2. While thirteen is right in European terms, it is irrelevant in Edward River terms. Their people recognise the lunar month as the time between one phase of the moon and the next appearance of that phase. The annual cycle is described in terms of environmental rhythms rather than fixed divisions of time. The “year” then is the time between the onset of one wet season and the onset of the next wet season – since wet seasons may be early or late, who can be precise?

3. The right answer is “tree”. This stems from the kuuk thaayorre speakers early experience with tobacco which was “stick” tobacco, hence it is classified with tree.

4. Crocodiles, turtles, birds and frill necked lizards are all classified as minh (which broadly might be translated as animals). Snakes along with eels are classified as yak, which may be broadly translated as snake-like creatures.

5. All the items are classified with sugar as belong to the class of objects known as may. Broadly translated, this means vegetable food. Even witchetty grubs found in the roots of trees fall into this category – so does honey which is also associated with trees and hence fruit.

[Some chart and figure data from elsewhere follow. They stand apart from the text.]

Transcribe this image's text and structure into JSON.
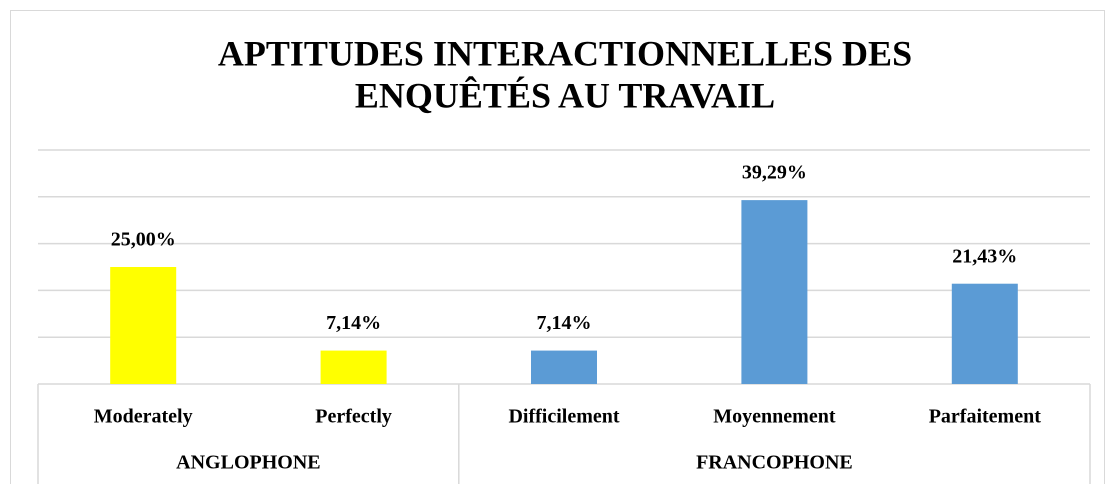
{
  "chart_data": {
    "type": "bar",
    "title": [
      "APTITUDES INTERACTIONNELLES DES",
      "ENQUÊTÉS AU TRAVAIL"
    ],
    "groups": [
      {
        "name": "ANGLOPHONE",
        "color": "#ffff00",
        "categories": [
          "Moderately",
          "Perfectly"
        ],
        "values": [
          25,
          7.14
        ],
        "value_labels": [
          "25,00%",
          "7,14%"
        ]
      },
      {
        "name": "FRANCOPHONE",
        "color": "#5b9bd5",
        "categories": [
          "Difficilement",
          "Moyennement",
          "Parfaitement"
        ],
        "values": [
          7.14,
          39.29,
          21.43
        ],
        "value_labels": [
          "7,14%",
          "39,29%",
          "21,43%"
        ]
      }
    ],
    "ylim": [
      0,
      50
    ],
    "yticks": [
      0,
      10,
      20,
      30,
      40,
      50
    ],
    "grid": true
  }
}
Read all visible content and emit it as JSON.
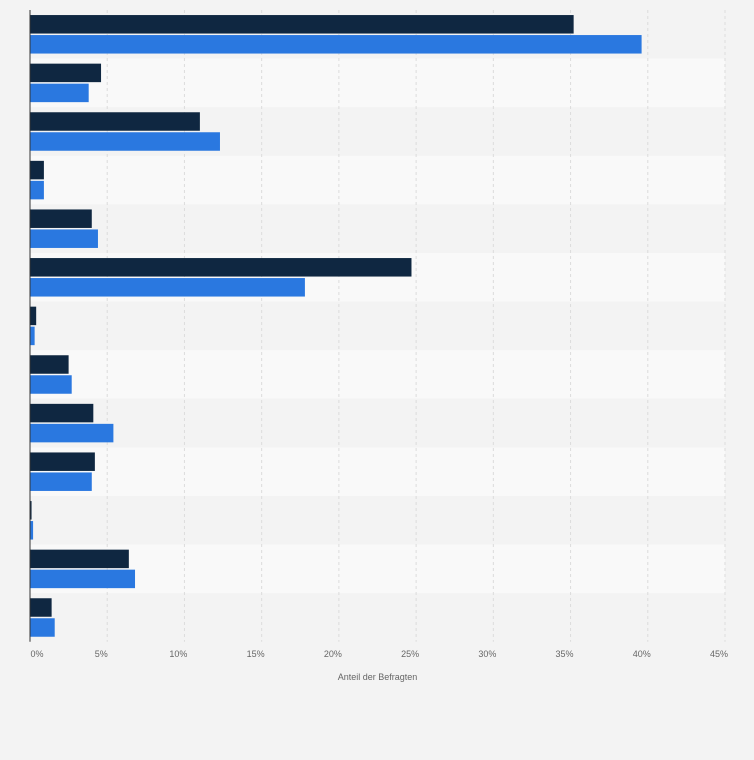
{
  "chart_data": {
    "type": "bar",
    "orientation": "horizontal",
    "categories": [
      "",
      "",
      "",
      "",
      "",
      "",
      "",
      "",
      "",
      "",
      "",
      "",
      ""
    ],
    "series": [
      {
        "color": "#0f2741",
        "values": [
          35.2,
          4.6,
          11.0,
          0.9,
          4.0,
          24.7,
          0.4,
          2.5,
          4.1,
          4.2,
          0.1,
          6.4,
          1.4
        ]
      },
      {
        "color": "#2a78e0",
        "values": [
          39.6,
          3.8,
          12.3,
          0.9,
          4.4,
          17.8,
          0.3,
          2.7,
          5.4,
          4.0,
          0.2,
          6.8,
          1.6
        ]
      }
    ],
    "xlim": [
      0,
      45
    ],
    "xticks": [
      0,
      5,
      10,
      15,
      20,
      25,
      30,
      35,
      40,
      45
    ],
    "xtick_labels": [
      "0%",
      "5%",
      "10%",
      "15%",
      "20%",
      "25%",
      "30%",
      "35%",
      "40%",
      "45%"
    ],
    "xlabel": "Anteil der Befragten",
    "grid": "vertical-dashed",
    "legend": "none"
  }
}
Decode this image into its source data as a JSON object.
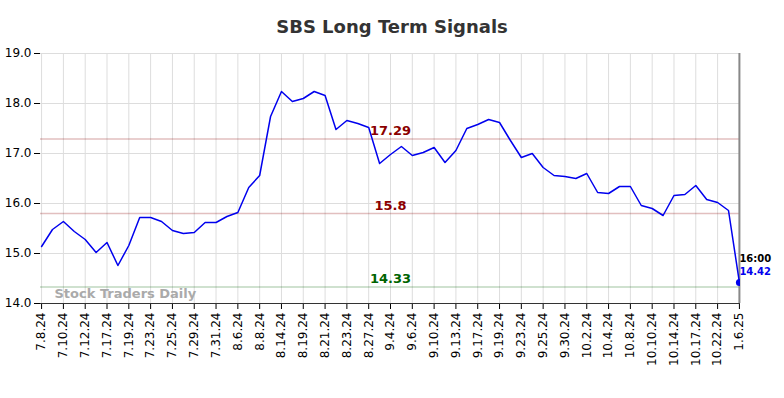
{
  "chart_data": {
    "type": "line",
    "title": "SBS Long Term Signals",
    "categories": [
      "7.8.24",
      null,
      "7.10.24",
      null,
      "7.12.24",
      null,
      "7.17.24",
      null,
      "7.19.24",
      null,
      "7.23.24",
      null,
      "7.25.24",
      null,
      "7.29.24",
      null,
      "7.31.24",
      null,
      "8.6.24",
      null,
      "8.8.24",
      null,
      "8.14.24",
      null,
      "8.19.24",
      null,
      "8.21.24",
      null,
      "8.23.24",
      null,
      "8.27.24",
      null,
      "9.4.24",
      null,
      "9.6.24",
      null,
      "9.10.24",
      null,
      "9.13.24",
      null,
      "9.17.24",
      null,
      "9.19.24",
      null,
      "9.23.24",
      null,
      "9.25.24",
      null,
      "9.30.24",
      null,
      "10.2.24",
      null,
      "10.4.24",
      null,
      "10.8.24",
      null,
      "10.10.24",
      null,
      "10.14.24",
      null,
      "10.17.24",
      null,
      "10.22.24",
      null,
      "1.6.25"
    ],
    "values": [
      15.14,
      15.48,
      15.64,
      15.44,
      15.28,
      15.02,
      15.22,
      14.76,
      15.16,
      15.72,
      15.72,
      15.64,
      15.46,
      15.4,
      15.42,
      15.62,
      15.62,
      15.74,
      15.82,
      16.32,
      16.56,
      17.74,
      18.24,
      18.04,
      18.1,
      18.24,
      18.16,
      17.48,
      17.66,
      17.6,
      17.52,
      16.8,
      16.98,
      17.14,
      16.96,
      17.02,
      17.12,
      16.82,
      17.06,
      17.5,
      17.58,
      17.68,
      17.62,
      17.26,
      16.92,
      17.0,
      16.72,
      16.56,
      16.54,
      16.5,
      16.6,
      16.22,
      16.2,
      16.34,
      16.34,
      15.96,
      15.9,
      15.76,
      16.16,
      16.18,
      16.36,
      16.08,
      16.02,
      15.86,
      14.42
    ],
    "color": "#0000ee",
    "ylim": [
      14,
      19
    ],
    "yticks": [
      14,
      15,
      16,
      17,
      18,
      19
    ],
    "grid": true,
    "levels": [
      {
        "value": 17.29,
        "color": "#8b0000"
      },
      {
        "value": 15.8,
        "color": "#8b0000"
      },
      {
        "value": 14.33,
        "color": "#006400"
      }
    ],
    "end_label": {
      "text": "16:00",
      "value": 14.42
    },
    "watermark": "Stock Traders Daily"
  }
}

6. “Eat” is the right word – well sort of, anyway. Kuuk thaayorre does not distinguish between eating and drinking, and they use the same verb to describe both functions.

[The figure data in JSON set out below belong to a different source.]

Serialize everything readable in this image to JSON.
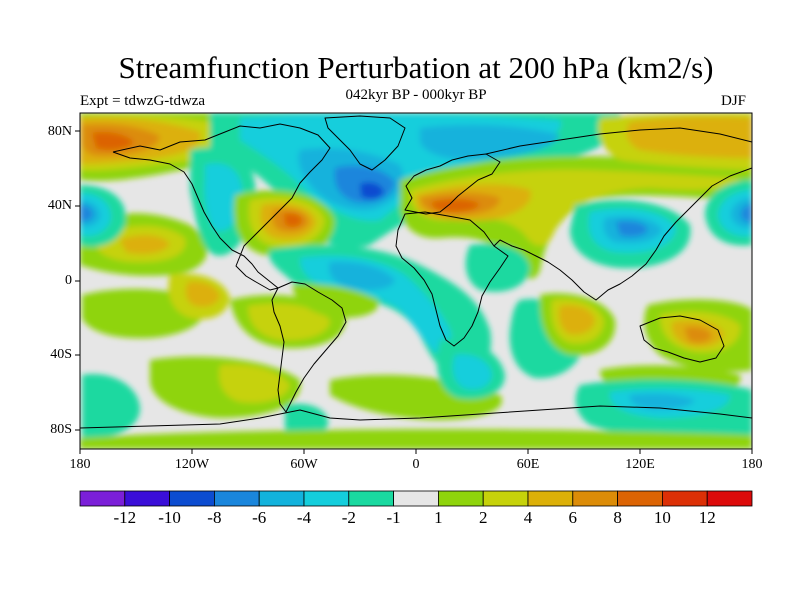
{
  "title": "Streamfunction Perturbation at 200 hPa (km2/s)",
  "left_subtitle": "Expt = tdwzG-tdwza",
  "center_subtitle": "042kyr BP - 000kyr BP",
  "right_subtitle": "DJF",
  "lat_labels": [
    "80N",
    "40N",
    "0",
    "40S",
    "80S"
  ],
  "lon_labels": [
    "180",
    "120W",
    "60W",
    "0",
    "60E",
    "120E",
    "180"
  ],
  "colorbar": {
    "labels": [
      "-12",
      "-10",
      "-8",
      "-6",
      "-4",
      "-2",
      "-1",
      "1",
      "2",
      "4",
      "6",
      "8",
      "10",
      "12"
    ],
    "colors": [
      "#7b1fd8",
      "#3a0ed8",
      "#0c4cd0",
      "#1a86dc",
      "#12b2dc",
      "#14cedc",
      "#1ad9a0",
      "#e6e6e6",
      "#8fd40c",
      "#c6d20a",
      "#dcb008",
      "#dc8c08",
      "#dc6404",
      "#dc3006",
      "#dc0a0a"
    ]
  },
  "colors": {
    "background": "#e6e6e6",
    "coast": "#000000"
  }
}
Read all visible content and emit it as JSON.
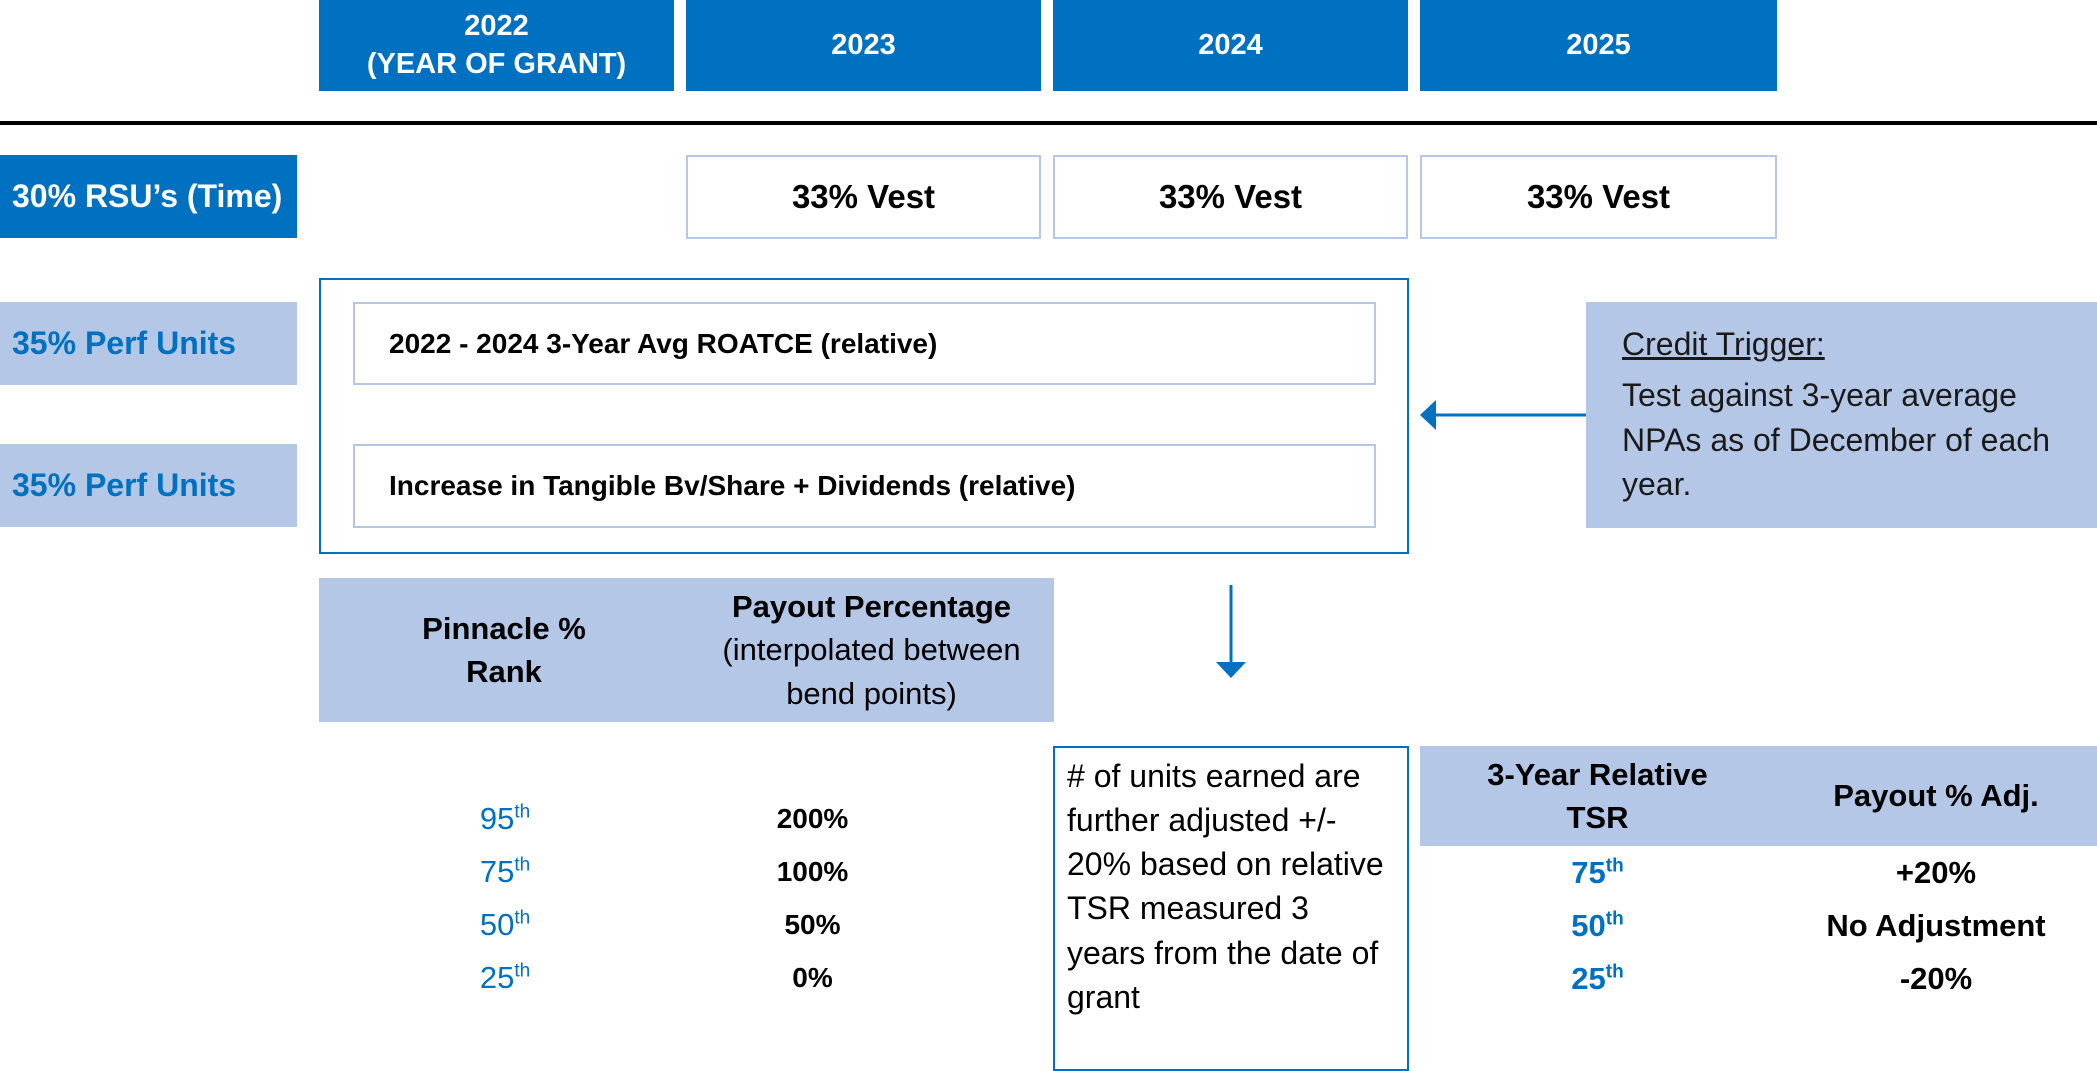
{
  "years": [
    {
      "line1": "2022",
      "line2": "(YEAR OF GRANT)"
    },
    {
      "line1": "2023",
      "line2": ""
    },
    {
      "line1": "2024",
      "line2": ""
    },
    {
      "line1": "2025",
      "line2": ""
    }
  ],
  "rows": {
    "rsu_label": "30% RSU’s (Time)",
    "perf1_label": "35% Perf Units",
    "perf2_label": "35% Perf Units"
  },
  "vest": [
    "33% Vest",
    "33% Vest",
    "33% Vest"
  ],
  "metrics": {
    "roatce": "2022 - 2024 3-Year Avg ROATCE (relative)",
    "tbv": "Increase in Tangible Bv/Share + Dividends (relative)"
  },
  "credit_trigger": {
    "title": "Credit Trigger:",
    "body": "Test against 3-year average NPAs as of December of each year."
  },
  "pinnacle_table": {
    "header_rank": "Pinnacle % Rank",
    "header_payout_bold": "Payout Percentage",
    "header_payout_note": "(interpolated between bend points)",
    "rows": [
      {
        "rank": "95",
        "suffix": "th",
        "payout": "200%"
      },
      {
        "rank": "75",
        "suffix": "th",
        "payout": "100%"
      },
      {
        "rank": "50",
        "suffix": "th",
        "payout": "50%"
      },
      {
        "rank": "25",
        "suffix": "th",
        "payout": "0%"
      }
    ]
  },
  "units_note": "# of units earned are further adjusted +/- 20% based on relative TSR measured 3 years from the date of grant",
  "tsr_table": {
    "header_tsr": "3-Year Relative TSR",
    "header_adj": "Payout % Adj.",
    "rows": [
      {
        "rank": "75",
        "suffix": "th",
        "adj": "+20%"
      },
      {
        "rank": "50",
        "suffix": "th",
        "adj": "No Adjustment"
      },
      {
        "rank": "25",
        "suffix": "th",
        "adj": "-20%"
      }
    ]
  },
  "colors": {
    "primary_blue": "#0070c0",
    "light_blue": "#b4c7e7",
    "rule": "#000000"
  }
}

7. The clues are easy for kuuk thaayorre. An avoidance taboo operates between mother’s brother and sister’s son. Politeness requires that sister’s son should never directly face mother’s brother nor talk to him directly in company. Sam and Ben are obviously brothers because of their unrestrained interaction while Harry, with his back turned to both his uncles is obviously the respectful nephew.

8. God has been equated with a mythological character and he is definitely non-malevolent. Both fate and germs are concepts foreign to the kuuk thaayorre belief system. No-one dies without reason and suicide is unknown to them, so the right answer is SOMEONE – which is the case in this sorcery riddled society.

9. The small female wallaby is the right answer. Emu is a food that may be consumed only by very old people. Kangaroos (especially large ones) may not be eaten by parents or their children. The children will get sick otherwise. Everyone knows that….don’t they?

10 Because some of them have to be avoided like the plague. For example, a male must avoid his father’s sister’s daughter, or anyone classified with her. Such relations are called poison cousins in Aboriginal English.